Un article inconnu de Michel Rocard

En 1974, j’achevais mes études à l’Ecole des Mines de Saint-Etienne et j’ai été chargé de la publication de la plaquette que l’Association des élèves éditait chaque année. J’avais choisi le thème de la croissance.

Le Club de Rome venait de publier en 1972 le « Rapport MEADOWS » :The Limits to Growth (littéralement Les limites à la croissance), traduit malencontreusement en français par « Halte à la croissance ? ». Le débat sur la croissance était vif en France comme au niveau européen. Sicco MANSHOLT Président de la Commission des communautés européennes avait fait la promotion du bonheur national brut.

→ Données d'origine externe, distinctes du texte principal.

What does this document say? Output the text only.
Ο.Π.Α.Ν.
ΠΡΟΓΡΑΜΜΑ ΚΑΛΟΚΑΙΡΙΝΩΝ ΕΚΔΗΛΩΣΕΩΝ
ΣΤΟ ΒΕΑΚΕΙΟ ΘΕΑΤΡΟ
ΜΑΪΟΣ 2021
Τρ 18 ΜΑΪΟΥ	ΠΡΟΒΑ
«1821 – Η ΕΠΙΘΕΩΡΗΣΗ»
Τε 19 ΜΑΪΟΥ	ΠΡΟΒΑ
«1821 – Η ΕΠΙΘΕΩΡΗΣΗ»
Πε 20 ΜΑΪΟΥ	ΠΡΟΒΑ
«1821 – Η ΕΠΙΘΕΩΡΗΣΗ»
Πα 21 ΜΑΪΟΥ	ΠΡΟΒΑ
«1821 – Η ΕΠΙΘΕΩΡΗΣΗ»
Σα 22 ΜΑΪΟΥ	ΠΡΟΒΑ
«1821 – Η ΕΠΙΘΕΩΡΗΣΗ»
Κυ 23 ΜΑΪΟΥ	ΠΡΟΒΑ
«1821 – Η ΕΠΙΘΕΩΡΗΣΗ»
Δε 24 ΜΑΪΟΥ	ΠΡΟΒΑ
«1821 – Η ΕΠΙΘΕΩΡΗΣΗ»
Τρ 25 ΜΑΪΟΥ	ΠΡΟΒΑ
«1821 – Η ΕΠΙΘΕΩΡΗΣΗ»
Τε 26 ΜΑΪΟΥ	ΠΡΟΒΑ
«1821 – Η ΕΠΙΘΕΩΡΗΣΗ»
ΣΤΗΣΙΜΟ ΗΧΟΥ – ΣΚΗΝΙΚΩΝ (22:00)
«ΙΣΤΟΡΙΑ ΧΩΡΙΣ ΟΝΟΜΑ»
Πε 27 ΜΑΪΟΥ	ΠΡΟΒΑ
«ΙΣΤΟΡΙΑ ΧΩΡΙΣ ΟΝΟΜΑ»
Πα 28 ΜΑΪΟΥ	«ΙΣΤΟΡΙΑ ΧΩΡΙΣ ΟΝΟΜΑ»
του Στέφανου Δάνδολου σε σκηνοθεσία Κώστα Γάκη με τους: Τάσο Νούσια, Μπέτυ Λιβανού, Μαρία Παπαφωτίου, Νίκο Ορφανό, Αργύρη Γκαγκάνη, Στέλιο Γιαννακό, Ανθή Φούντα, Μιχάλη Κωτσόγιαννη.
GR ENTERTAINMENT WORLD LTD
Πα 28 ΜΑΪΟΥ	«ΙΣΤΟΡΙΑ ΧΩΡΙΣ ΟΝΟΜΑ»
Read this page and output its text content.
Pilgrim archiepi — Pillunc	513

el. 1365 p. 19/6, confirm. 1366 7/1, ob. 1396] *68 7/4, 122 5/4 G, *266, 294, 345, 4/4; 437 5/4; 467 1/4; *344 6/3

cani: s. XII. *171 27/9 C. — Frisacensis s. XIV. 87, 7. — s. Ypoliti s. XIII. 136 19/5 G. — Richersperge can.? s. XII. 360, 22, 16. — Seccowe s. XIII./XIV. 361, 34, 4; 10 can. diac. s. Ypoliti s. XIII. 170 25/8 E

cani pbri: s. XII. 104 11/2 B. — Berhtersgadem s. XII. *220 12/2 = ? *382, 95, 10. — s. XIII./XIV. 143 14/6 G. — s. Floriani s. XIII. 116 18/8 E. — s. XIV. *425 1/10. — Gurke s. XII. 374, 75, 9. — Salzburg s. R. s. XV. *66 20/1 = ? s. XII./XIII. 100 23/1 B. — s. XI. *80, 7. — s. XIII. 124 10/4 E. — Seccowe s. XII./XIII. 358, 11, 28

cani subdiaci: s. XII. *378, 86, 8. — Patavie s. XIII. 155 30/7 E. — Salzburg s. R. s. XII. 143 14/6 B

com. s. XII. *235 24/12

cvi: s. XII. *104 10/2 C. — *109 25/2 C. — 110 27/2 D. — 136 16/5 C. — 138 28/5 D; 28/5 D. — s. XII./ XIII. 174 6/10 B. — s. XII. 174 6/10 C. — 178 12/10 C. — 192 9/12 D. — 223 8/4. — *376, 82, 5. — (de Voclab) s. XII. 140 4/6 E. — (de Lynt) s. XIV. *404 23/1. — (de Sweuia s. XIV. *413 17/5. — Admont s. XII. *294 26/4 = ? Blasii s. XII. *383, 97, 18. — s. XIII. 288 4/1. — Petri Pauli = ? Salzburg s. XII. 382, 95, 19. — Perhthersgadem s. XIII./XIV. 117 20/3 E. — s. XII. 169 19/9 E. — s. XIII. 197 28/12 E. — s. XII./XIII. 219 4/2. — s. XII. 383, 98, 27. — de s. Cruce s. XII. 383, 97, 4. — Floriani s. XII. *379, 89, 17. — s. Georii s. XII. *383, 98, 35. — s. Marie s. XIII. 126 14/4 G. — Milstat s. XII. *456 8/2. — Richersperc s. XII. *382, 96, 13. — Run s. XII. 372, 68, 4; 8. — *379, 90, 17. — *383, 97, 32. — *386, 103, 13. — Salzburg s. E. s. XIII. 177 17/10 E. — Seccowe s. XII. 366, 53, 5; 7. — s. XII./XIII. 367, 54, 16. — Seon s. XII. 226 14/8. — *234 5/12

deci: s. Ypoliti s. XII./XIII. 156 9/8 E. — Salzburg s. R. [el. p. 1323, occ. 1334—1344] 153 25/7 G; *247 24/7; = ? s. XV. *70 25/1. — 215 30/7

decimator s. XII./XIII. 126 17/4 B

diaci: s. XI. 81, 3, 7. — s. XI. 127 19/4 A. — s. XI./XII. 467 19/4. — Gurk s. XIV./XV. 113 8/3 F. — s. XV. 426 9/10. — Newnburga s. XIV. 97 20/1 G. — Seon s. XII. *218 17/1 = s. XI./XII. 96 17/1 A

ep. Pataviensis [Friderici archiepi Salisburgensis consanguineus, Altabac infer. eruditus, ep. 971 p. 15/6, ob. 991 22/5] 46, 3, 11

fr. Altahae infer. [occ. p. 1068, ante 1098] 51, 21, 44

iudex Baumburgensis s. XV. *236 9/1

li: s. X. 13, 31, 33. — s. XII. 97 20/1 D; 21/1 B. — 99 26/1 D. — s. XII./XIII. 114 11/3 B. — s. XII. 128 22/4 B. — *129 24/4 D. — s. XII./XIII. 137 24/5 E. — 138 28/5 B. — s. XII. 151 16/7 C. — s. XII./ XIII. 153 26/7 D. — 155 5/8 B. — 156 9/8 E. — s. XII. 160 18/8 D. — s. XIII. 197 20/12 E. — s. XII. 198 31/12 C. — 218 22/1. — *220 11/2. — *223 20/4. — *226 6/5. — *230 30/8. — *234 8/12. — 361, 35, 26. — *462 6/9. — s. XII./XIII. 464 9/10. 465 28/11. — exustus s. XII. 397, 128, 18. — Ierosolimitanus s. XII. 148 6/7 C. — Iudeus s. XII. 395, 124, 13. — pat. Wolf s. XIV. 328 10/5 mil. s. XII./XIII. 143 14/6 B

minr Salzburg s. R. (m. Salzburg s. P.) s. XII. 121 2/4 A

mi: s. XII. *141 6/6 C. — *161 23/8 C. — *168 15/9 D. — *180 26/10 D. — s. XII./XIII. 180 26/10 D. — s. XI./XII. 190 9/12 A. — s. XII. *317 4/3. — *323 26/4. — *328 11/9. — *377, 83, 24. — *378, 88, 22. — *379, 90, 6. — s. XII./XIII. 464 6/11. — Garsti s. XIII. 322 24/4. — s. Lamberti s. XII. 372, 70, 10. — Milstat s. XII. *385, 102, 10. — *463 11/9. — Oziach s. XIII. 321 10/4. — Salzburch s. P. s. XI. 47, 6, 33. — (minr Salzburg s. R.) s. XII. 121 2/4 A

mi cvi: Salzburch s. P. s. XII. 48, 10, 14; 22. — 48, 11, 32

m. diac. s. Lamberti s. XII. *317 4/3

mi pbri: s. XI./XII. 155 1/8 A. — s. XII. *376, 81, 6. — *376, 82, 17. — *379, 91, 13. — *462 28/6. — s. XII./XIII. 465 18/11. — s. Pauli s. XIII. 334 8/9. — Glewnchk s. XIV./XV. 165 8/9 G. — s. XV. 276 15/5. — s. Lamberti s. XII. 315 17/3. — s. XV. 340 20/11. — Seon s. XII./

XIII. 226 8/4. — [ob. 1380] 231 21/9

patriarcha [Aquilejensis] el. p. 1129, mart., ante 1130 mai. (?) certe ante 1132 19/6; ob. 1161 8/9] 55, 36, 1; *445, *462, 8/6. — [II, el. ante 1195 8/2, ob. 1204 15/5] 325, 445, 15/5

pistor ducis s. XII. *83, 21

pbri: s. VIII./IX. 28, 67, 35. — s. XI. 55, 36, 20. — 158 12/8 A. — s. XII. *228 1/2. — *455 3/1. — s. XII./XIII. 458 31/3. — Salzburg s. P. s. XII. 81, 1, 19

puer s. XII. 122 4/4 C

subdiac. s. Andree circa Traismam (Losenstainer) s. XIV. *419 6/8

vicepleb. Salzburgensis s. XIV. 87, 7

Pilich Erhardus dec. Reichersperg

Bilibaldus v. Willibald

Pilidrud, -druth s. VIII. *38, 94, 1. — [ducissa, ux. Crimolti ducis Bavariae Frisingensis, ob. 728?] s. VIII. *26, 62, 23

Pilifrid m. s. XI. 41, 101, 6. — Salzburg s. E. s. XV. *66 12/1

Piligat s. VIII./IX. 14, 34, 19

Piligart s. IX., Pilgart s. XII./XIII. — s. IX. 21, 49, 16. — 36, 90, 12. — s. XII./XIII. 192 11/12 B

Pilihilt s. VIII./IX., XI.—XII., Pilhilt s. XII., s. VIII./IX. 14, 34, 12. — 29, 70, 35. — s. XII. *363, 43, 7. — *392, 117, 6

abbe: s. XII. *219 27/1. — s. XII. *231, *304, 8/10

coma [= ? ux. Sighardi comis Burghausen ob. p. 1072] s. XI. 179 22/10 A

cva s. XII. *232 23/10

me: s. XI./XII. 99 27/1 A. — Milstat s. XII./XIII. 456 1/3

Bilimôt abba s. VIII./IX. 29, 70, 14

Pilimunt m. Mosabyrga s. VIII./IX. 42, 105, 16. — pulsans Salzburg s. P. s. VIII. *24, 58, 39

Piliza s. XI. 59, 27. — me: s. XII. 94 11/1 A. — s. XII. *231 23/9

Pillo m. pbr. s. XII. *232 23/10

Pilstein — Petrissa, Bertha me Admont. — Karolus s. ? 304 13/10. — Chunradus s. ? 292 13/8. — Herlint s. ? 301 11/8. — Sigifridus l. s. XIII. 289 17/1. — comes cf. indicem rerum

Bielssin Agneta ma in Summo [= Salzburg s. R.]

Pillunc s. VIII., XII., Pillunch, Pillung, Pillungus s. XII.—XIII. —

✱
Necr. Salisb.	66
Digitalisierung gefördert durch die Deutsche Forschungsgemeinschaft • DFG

J’avais réussi à réunir des articles originaux de quelques plumes prestigieuses, outre le ministre de l’industrie de l’époque Jean CHARBONNEL, Pierre LAFITTE alors directeur des Mines de Paris, René MONTJOIE le Commissaire au Plan, Jacques LESOURNE, Silvère SEURAT, Jean Louis MOYNOT le secrétaire de la CGT, et Michel ROCARD … Alfred SAUVY n’avait pas fait de contribution originale mais avait permis la publication de bonnes feuilles de son livre « Croissance Zéro ». Il avait fait quelques rajouts (à la main dans la marge) dont une phrase d’une grande actualité, dont je n’ai pas trouvé trace ailleurs et donc qui m’est restée comme un cadeau personnel : « les amateurs de modèle se complaisent dans l’onanisme de l’abstraction de peur de s’accoupler avec la monstrueuse réalité. »

Michel ROCARD m’avait demandé si je souhaitais que son article soit tapé à la machine, dans ma candeur naïve j’ai répondu oui et je me suis donc privé d’un article manuscrit de la main de Michel ROCARD. Il critique l’approche du club de Rome qui fait abstraction des problèmes politiques et s’interroge sur celui qui définit les objectifs de la croissance. Son article fait un plaidoyer pour la société socialiste d’autogestion qui serait la rencontre de la responsabilité et de la liberté.

Enfin j’ai conclu le volume par mon premier article (j’avais 22 ans). Je faisais un plaidoyer pour l’énergie solaire et le recyclage qui nécessitait la décentralisation. On y trouve déjà l’économie circulaire et les circuits courts : « A une structure en boucles ouvertes, fonctionnant en parallèle, il faudrait substituer une structure en boucle fermées pouvant fonctionner en série, les déchets d’une industrie pouvant être la matière première d’une autre. »

Il y a plus de 40 ans bien des débats contemporains et des concepts modernes étaient présents, mais ils n’ont pas réussi à s’imposer. Leur relecture aujourd’hui rend modeste. On mesure l’écart entre d’un côté le discours et la capacité de formuler les questions et de l’autre les moyens de les mettre réellement en œuvre.